The temperature was in the mid-teens Fahrenheit when we skied out of town, pulling our kayaks as sleds across a frozen ocean. We were carrying twenty-five days of food, and our total loads, including the boats, weighed 225 pounds each. Everything we’d packed was a compromise because every piece of gear, from kayaks to underwear, had to function in three radically different environments—winter on dry snow; breakup and slush; and open-water Arctic paddling. The Wilderness Systems Tsunami 135 kayak, advertised on the company website as “ideal for female and small-framed paddlers,” was clearly smaller than we would have liked, but it was the largest boat that fit into the airplane that flies to Grise.

The first leg of the journey was 400 miles to the Canadian weather station at Eureka, on the west coast of the island. In the frenzy of preparation I’d glued and screwed the skins on my skis backward, so now I hobbled along like a skateboarder with square wheels. Boomer’s boots didn’t fit well and after a few days he constructed a new mode of footwear out of silver tape and scraps of shoe-like material he scavenged from an outlying hunting cabin.

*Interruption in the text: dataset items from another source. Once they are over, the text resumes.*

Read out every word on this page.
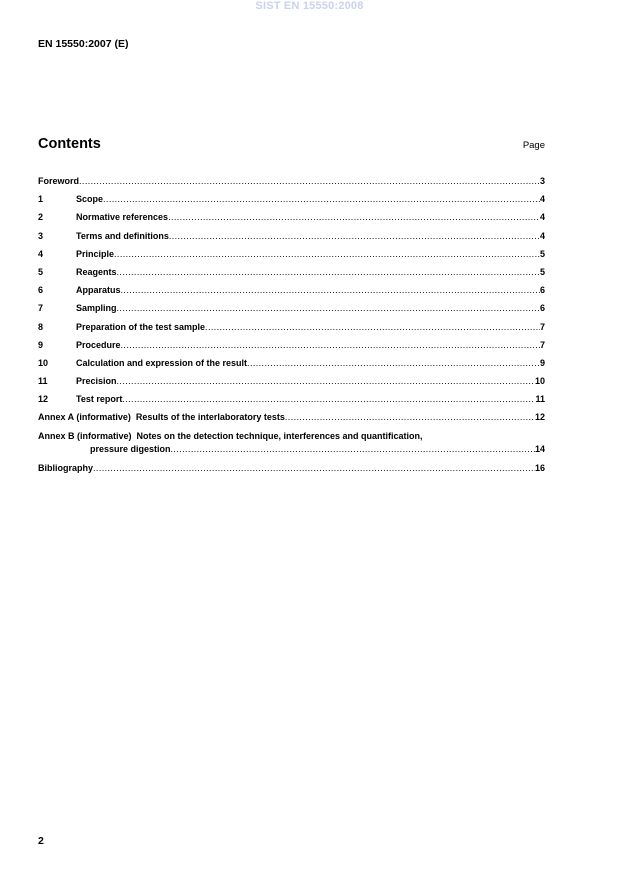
SIST EN 15550:2008
EN 15550:2007 (E)
Contents	Page
Foreword .....	3
1	Scope .....	4
2	Normative references .....	4
3	Terms and definitions .....	4
4	Principle .....	5
5	Reagents .....	5
6	Apparatus .....	6
7	Sampling .....	6
8	Preparation of the test sample .....	7
9	Procedure .....	7
10	Calculation and expression of the result .....	9
11	Precision .....	10
12	Test report .....	11
Annex A (informative)  Results of the interlaboratory tests .....	12
Annex B (informative)  Notes on the detection technique, interferences and quantification,
pressure digestion .....	14
Bibliography .....	16
2
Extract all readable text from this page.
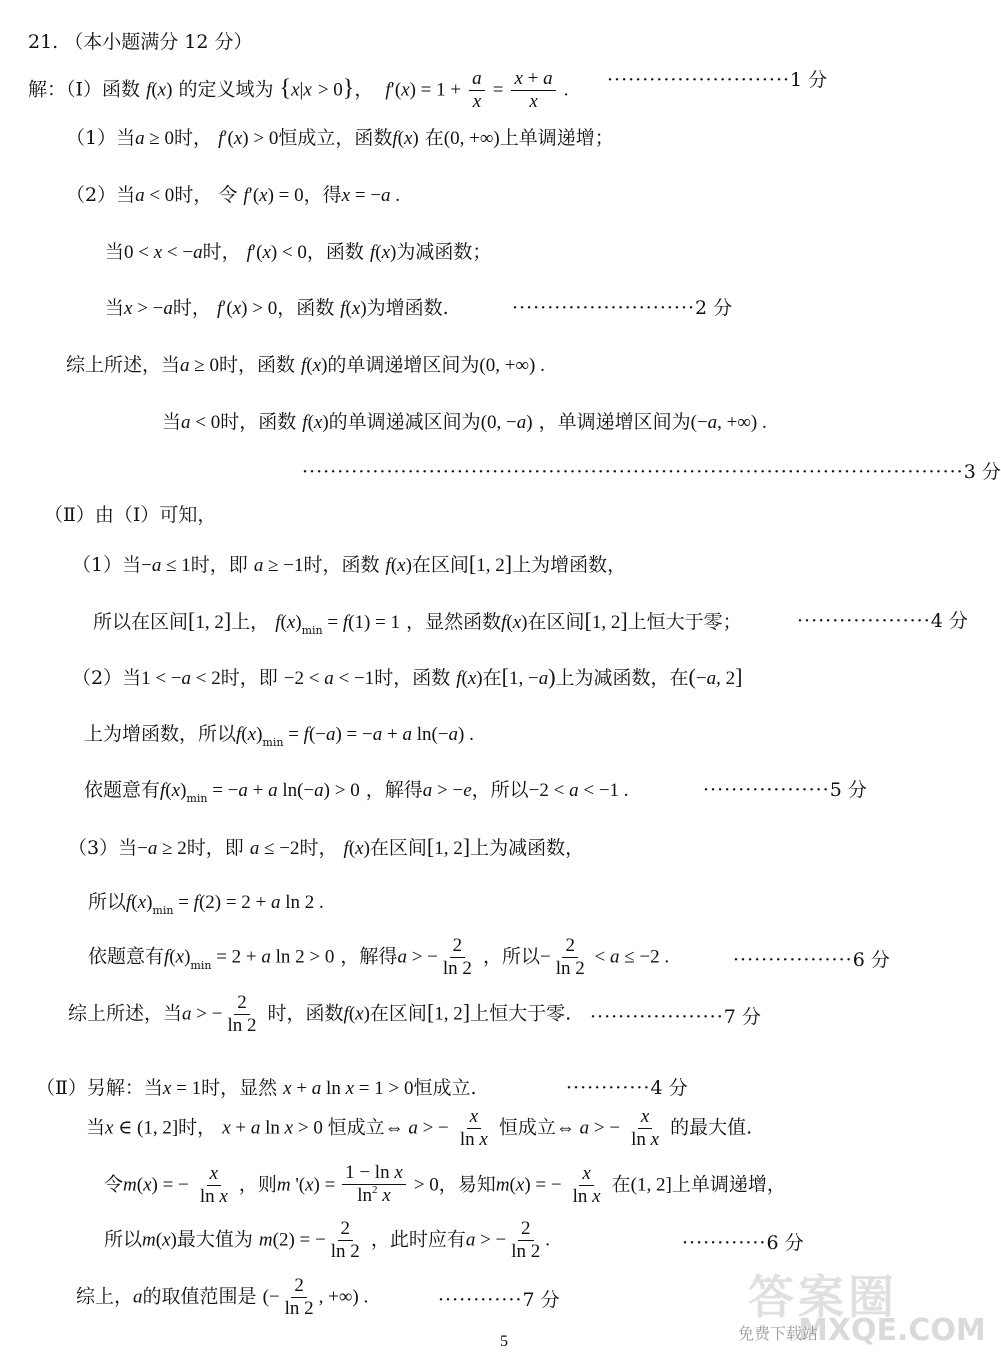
21. （本小题满分 12 分）
解：（Ⅰ）函数 f(x) 的定义域为 {x|x > 0}，  $f'(x) = 1 + \frac{a}{x} = \frac{x + a}{x}$ . ··························1 分
（1）当a ≥ 0时， f′(x) > 0恒成立，函数f(x) 在(0, +∞)上单调递增；
（2）当a < 0时， 令 f′(x) = 0，得x = −a .
当0 < x < −a时， f′(x) < 0，函数 f(x)为减函数；
当x > −a时， f′(x) > 0，函数 f(x)为增函数.	··························2 分
综上所述，当a ≥ 0时，函数 f(x)的单调递增区间为(0, +∞) .
当a < 0时，函数 f(x)的单调递减区间为(0, −a) ，单调递增区间为(−a, +∞) .
······························································································3 分
（Ⅱ）由（Ⅰ）可知，
（1）当−a ≤ 1时，即 a ≥ −1时，函数 f(x)在区间[1, 2]上为增函数，
所以在区间[1, 2]上， $f(x)_{min} = f(1) = 1$ ，显然函数f(x)在区间[1, 2]上恒大于零；	···················4 分
（2）当1 < −a < 2时，即 −2 < a < −1时，函数 f(x)在[1, −a)上为减函数，在(−a, 2]
上为增函数，所以$f(x)_{min} = f(-a) = -a + a$ ln(−a) .
依题意有$f(x)_{min} = -a + a$ ln(−a) > 0 ，解得a > −e，所以−2 < a < −1 .	··················5 分
（3）当−a ≥ 2时，即 a ≤ −2时， f(x)在区间[1, 2]上为减函数，
所以$f(x)_{min} = f(2) = 2 + a$ ln 2 .
依题意有$f(x)_{min} = 2 + a$ ln 2 > 0 ，解得a > − $\frac{2}{\ln 2}$ ，所以− $\frac{2}{\ln 2} < a \le -2$ .	·················6 分
综上所述，当a > − $\frac{2}{\ln 2}$ 时，函数f(x)在区间[1, 2]上恒大于零. ···················7 分
（Ⅱ）另解：当x = 1时，显然 x + a ln x = 1 > 0恒成立.	············4 分
当x ∈ (1, 2]时， x + a ln x > 0 恒成立⇔ a > − $\frac{x}{\text{ln x}}$ 恒成立⇔ a > − $\frac{x}{\text{ln x}}$ 的最大值.
令m(x) = − $\frac{x}{\text{ln x}}$ ，则m '$(x) = \frac{\text{1 − ln x}}{\ln^2 x} > 0$，易知m(x) = − $\frac{x}{\text{ln x}}$ 在(1, 2]上单调递增，
所以m(x)最大值为 m(2) = − $\frac{2}{\ln 2}$ ，此时应有a > − $\frac{2}{\ln 2}$ .	············6 分
综上，a的取值范围是 (− $\frac{2}{\ln 2}$ , +∞) .	············7 分
5
答案圈
MXQE.COM
免费下载站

The temperature dropped to below zero, and the north wind blew the snow into rock-hard drifts. We pulled our hoods tight against our frozen faces and trudged past polar bear tracks and herds of muskoxen. One day we disagreed on whether to take a shortcut overland, and on another day we argued about whether we should take a shortcut across the sea ice. But, very quickly, we learned to trust each other. It wasn’t a verbalized emotion; like the eight water-stained pages of the Tao, it just was.

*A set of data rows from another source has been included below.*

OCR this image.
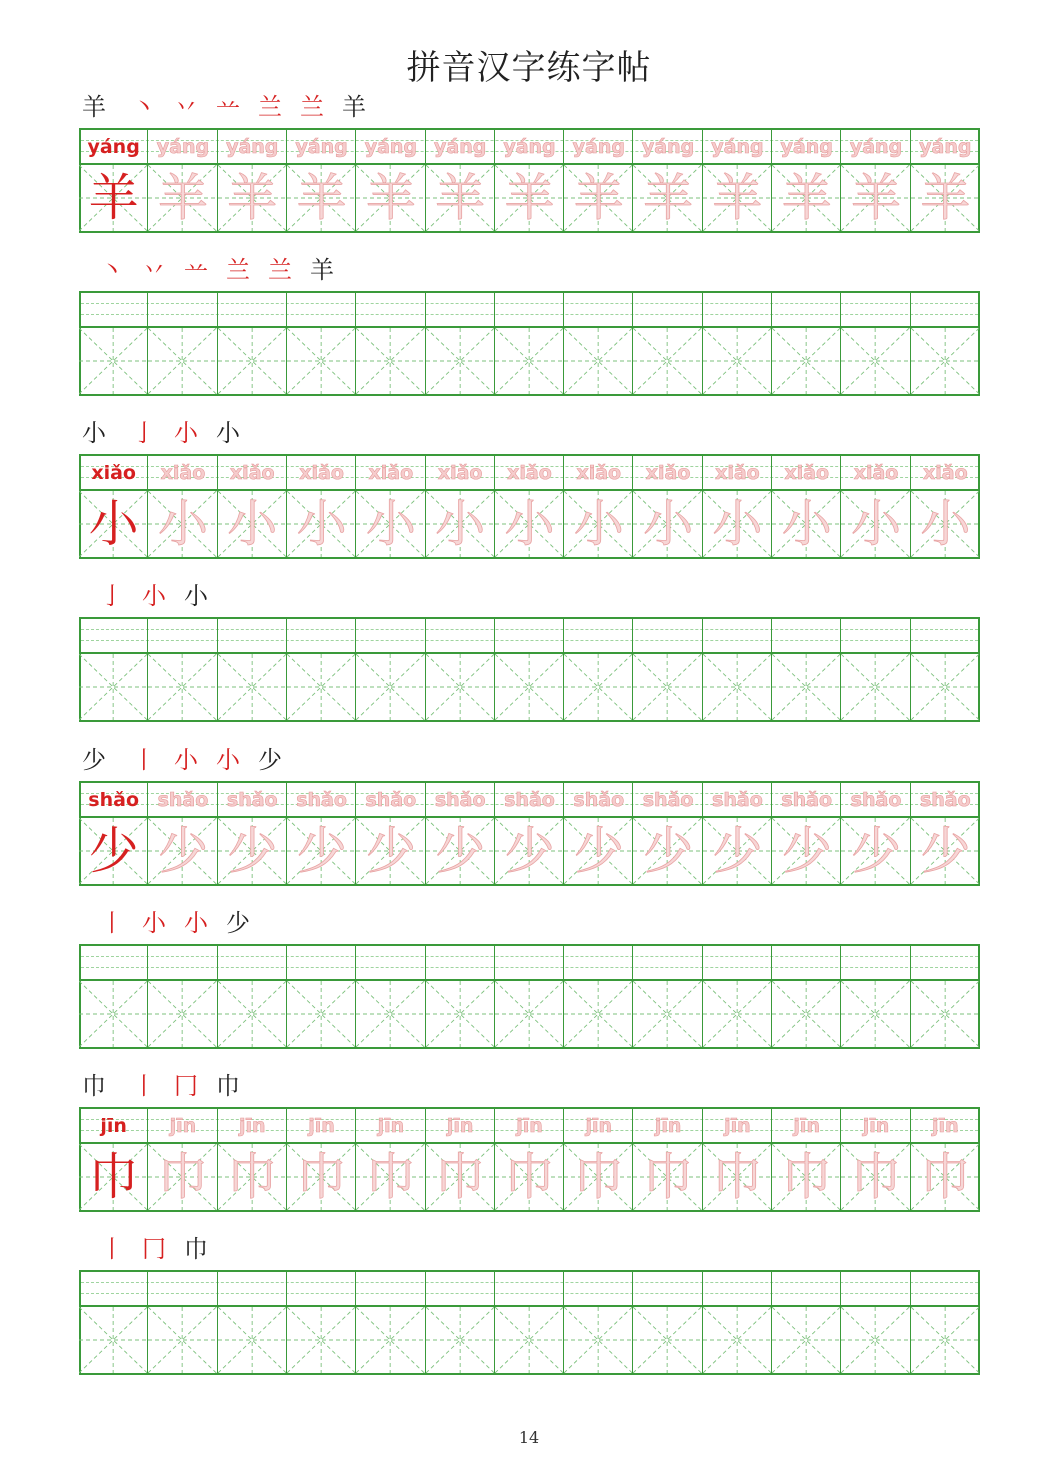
拼音汉字练字帖
羊 丶 丷 䒑 兰 兰 羊
yáng
羊
yáng
羊
yáng
羊
yáng
羊
yáng
羊
yáng
羊
yáng
羊
yáng
羊
yáng
羊
yáng
羊
yáng
羊
yáng
羊
yáng
羊
丶 丷 䒑 兰 兰 羊
小 亅 小 小
xiǎo
小
xiǎo
小
xiǎo
小
xiǎo
小
xiǎo
小
xiǎo
小
xiǎo
小
xiǎo
小
xiǎo
小
xiǎo
小
xiǎo
小
xiǎo
小
xiǎo
小
亅 小 小
少 丨 小 小 少
shǎo
少
shǎo
少
shǎo
少
shǎo
少
shǎo
少
shǎo
少
shǎo
少
shǎo
少
shǎo
少
shǎo
少
shǎo
少
shǎo
少
shǎo
少
丨 小 小 少
巾 丨 冂 巾
jīn
巾
jīn
巾
jīn
巾
jīn
巾
jīn
巾
jīn
巾
jīn
巾
jīn
巾
jīn
巾
jīn
巾
jīn
巾
jīn
巾
jīn
巾
丨 冂 巾
14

We resupplied at the Eureka weather station, which is distinguished for having the lowest average annual temperature of any weather station in Canada. It squatted on a hillside like a spaceship out of time: gleaming stainless steel kitchens, hot water, internet, and television. We rested for a day and a half and packed for the next leg of our expedition, which would take us to a food cache on the north coast, 350 miles away.

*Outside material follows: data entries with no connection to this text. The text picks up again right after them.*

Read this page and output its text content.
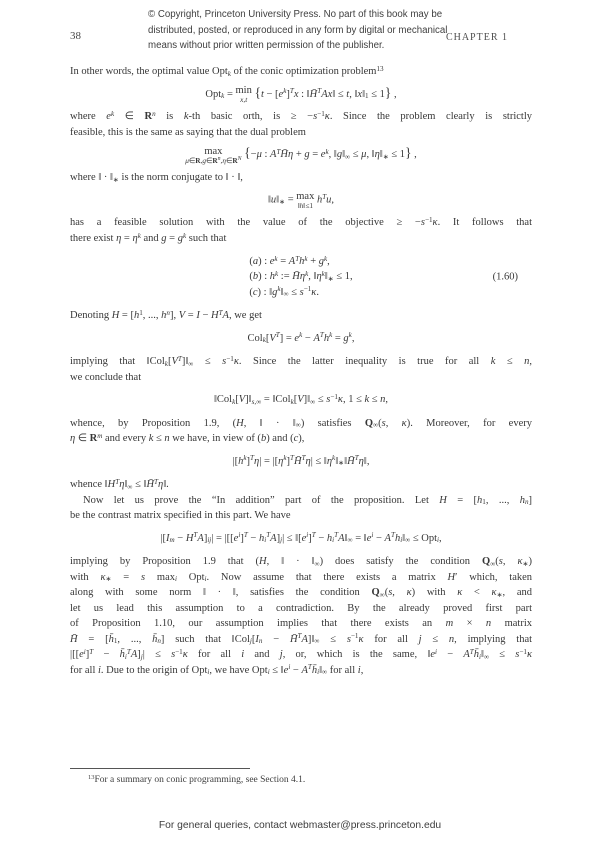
© Copyright, Princeton University Press. No part of this book may be
distributed, posted, or reproduced in any form by digital or mechanical
means without prior written permission of the publisher.
38	CHAPTER 1
In other words, the optimal value Opt$_k$ of the conic optimization problem$^{13}$
Opt$_k$ = min
x,t {$t - [e^k]^Tx$ : ‖H̄$^T$Ax‖ ≤ t, $‖x‖_1 \le 1$} ,
where $e^k$ ∈ $R^n$ is k-th basic orth, is ≥ $-s^{-1}\kappa$. Since the problem clearly is strictly
feasible, this is the same as saying that the dual problem
max
$\mu\in R,g\in R^n,\eta\in R^N$ {−μ : $A^TH̄\eta + g = e^k$, $‖g‖_\infty \le \mu$, $‖\eta‖_∗ \le 1$} ,
where ‖ · $‖_∗$ is the norm conjugate to ‖ · ‖,
$‖u‖_∗ = \max$
‖h‖≤1 $h^Tu$,
has a feasible solution with the value of the objective ≥ $-s^{-1}\kappa$. It follows that
there exist $\eta = \eta^k$ and $g = g^k$ such that
(a) : $e^k = A^Th^k + g^k$,
(b) : $h^k$ := $H̄\eta^k$, $‖\eta^k‖_∗ \le 1$,
(c) : $‖g^k‖_\infty \le s^{-1}\kappa$.
(1.60)
Denoting $H = [h^1$, ..., $h^n$], $V = I - H^TA$, we get
$Col_k[V^T] = e^k - A^Th^k = g^k$,
implying that $‖Col_k[V^T]‖_\infty \le s^{-1}\kappa$. Since the latter inequality is true for all k ≤ n,
we conclude that
$‖Col_k[V]‖_{s,\infty}$ = $‖Col_k[V]‖_\infty \le s^{-1}\kappa$, 1 ≤ k ≤ n,
whence, by Proposition 1.9, (H, ‖ · $‖_\infty$) satisfies $Q_\infty(s$, κ). Moreover, for every
η ∈ $R^m$ and every k ≤ n we have, in view of (b) and (c),
$|[h^k]^T\eta|$ = $|[\eta^k]^TH̄^T\eta|$ ≤ $‖\eta^k‖_∗‖H̄^T\eta‖$,
whence $‖H^T\eta‖_\infty$ ≤ ‖H̄$^T$η‖.
Now let us prove the “In addition” part of the proposition. Let $H = [h_1$, ..., $h_n$]
be the contrast matrix specified in this part. We have
$|[I_m - H^TA]_{ij}| = |[[e^i]^T - h_i^TA]_j|$ ≤ $‖[e^i]^T$ − $h_i^TA‖_\infty$ = $‖e^i$ − $A^Th_i‖_\infty \le Opt_i$,
implying by Proposition 1.9 that (H, ‖ · $‖_\infty$) does satisfy the condition $Q_\infty(s$, $\kappa_∗$)
with $\kappa_∗ = s$ $\max_i Opt_i$. Now assume that there exists a matrix H′ which, taken
along with some norm ‖ · ‖, satisfies the condition $Q_\infty(s$, κ) with $\kappa < \kappa_∗$, and
let us lead this assumption to a contradiction. By the already proved first part
of Proposition 1.10, our assumption implies that there exists an m × n matrix
H̄ = [$h̄_1$, ..., $h̄_n$] such that $‖Col_j[I_n$ − $H̄^TA]‖_\infty \le s^{-1}\kappa$ for all j ≤ n, implying that
$|[[e^i]^T$ − $h̄_i^TA]_j| \le s^{-1}\kappa$ for all i and j, or, which is the same, $‖e^i$ − $A^Th̄_i‖_\infty \le s^{-1}\kappa$
for all i. Due to the origin of Opt$_i$, we have $Opt_i \le ‖e^i$ − $A^Th̄_i‖_\infty$ for all i,
$^{13}$For a summary on conic programming, see Section 4.1.
For general queries, contact webmaster@press.princeton.edu
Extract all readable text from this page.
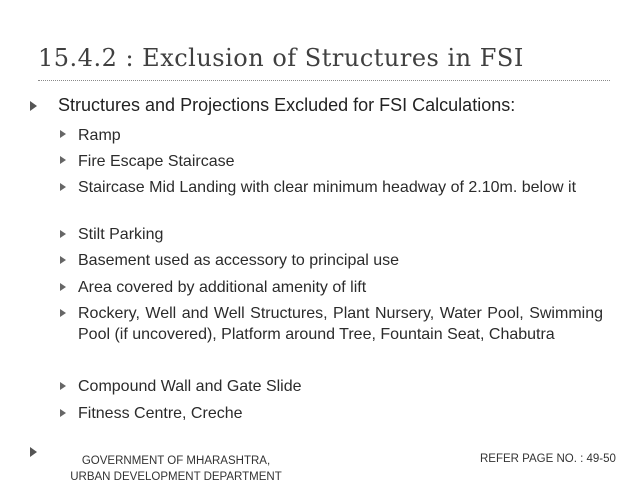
15.4.2 : Exclusion of Structures in FSI
Structures and Projections Excluded for FSI Calculations:
Ramp
Fire Escape Staircase
Staircase Mid Landing with clear minimum headway of 2.10m. below it
Stilt Parking
Basement used as accessory to principal use
Area covered by additional amenity of lift
Rockery, Well and Well Structures, Plant Nursery, Water Pool, Swimming Pool (if uncovered), Platform around Tree, Fountain Seat, Chabutra
Compound Wall and Gate Slide
Fitness Centre, Creche
GOVERNMENT OF MHARASHTRA,
URBAN DEVELOPMENT DEPARTMENT
REFER PAGE NO. : 49-50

We’d been travelling on the west coast of Ellesmere, in the lee of nearby Axel Heiberg Island. Protected from the currents and waves of the open ocean, the sea ice here forms a relatively smooth surface, making travel easy. In contrast, the north coast is exposed to the continuously churning, moving, colliding North Polar ice pack. We’d heard reports of nearly impenetrable pressure ridges, formed from colliding multi-year-old ice.

So, did we need food for twenty days, or fifty? Or was the passage impossible? Should we turn back and abort the mission at the first encounter with rough ice? Or push on into the mayhem, risking the unpleasant possibility of starving to death in the middle of it—unable to move forward, but too far along to retreat?

The line between courage and foolishness is drawn only after the fat lady sings. If you make it, you were courageous. If you die, all the Monday-morning quarterbacks can puff up their chests and call you a fool. In the end we set off with fifty days of food, which was as much as we could carry, mandating that we average seven miles a day.

All along the northwest coast, Boomer and I found magic passages through potentially jagged ice. On many headlands, mini-glaciers flowed into the sea, providing smooth snow and seamless travel over land. We continued onward into the summer solstice, feeling lucky and clever, yet always apprehensive that tomorrow would be the day that our path turned into a dead-end.

The miles passed underfoot, but they didn’t come easy. Our feet became blistered and swollen, and our bodies ached. Every day, by late afternoon, my brain was too tired to process the input from my eyes, so I saw double and blurry. I relied on Boomer’s younger vision and incredible strength to find routes through the ice.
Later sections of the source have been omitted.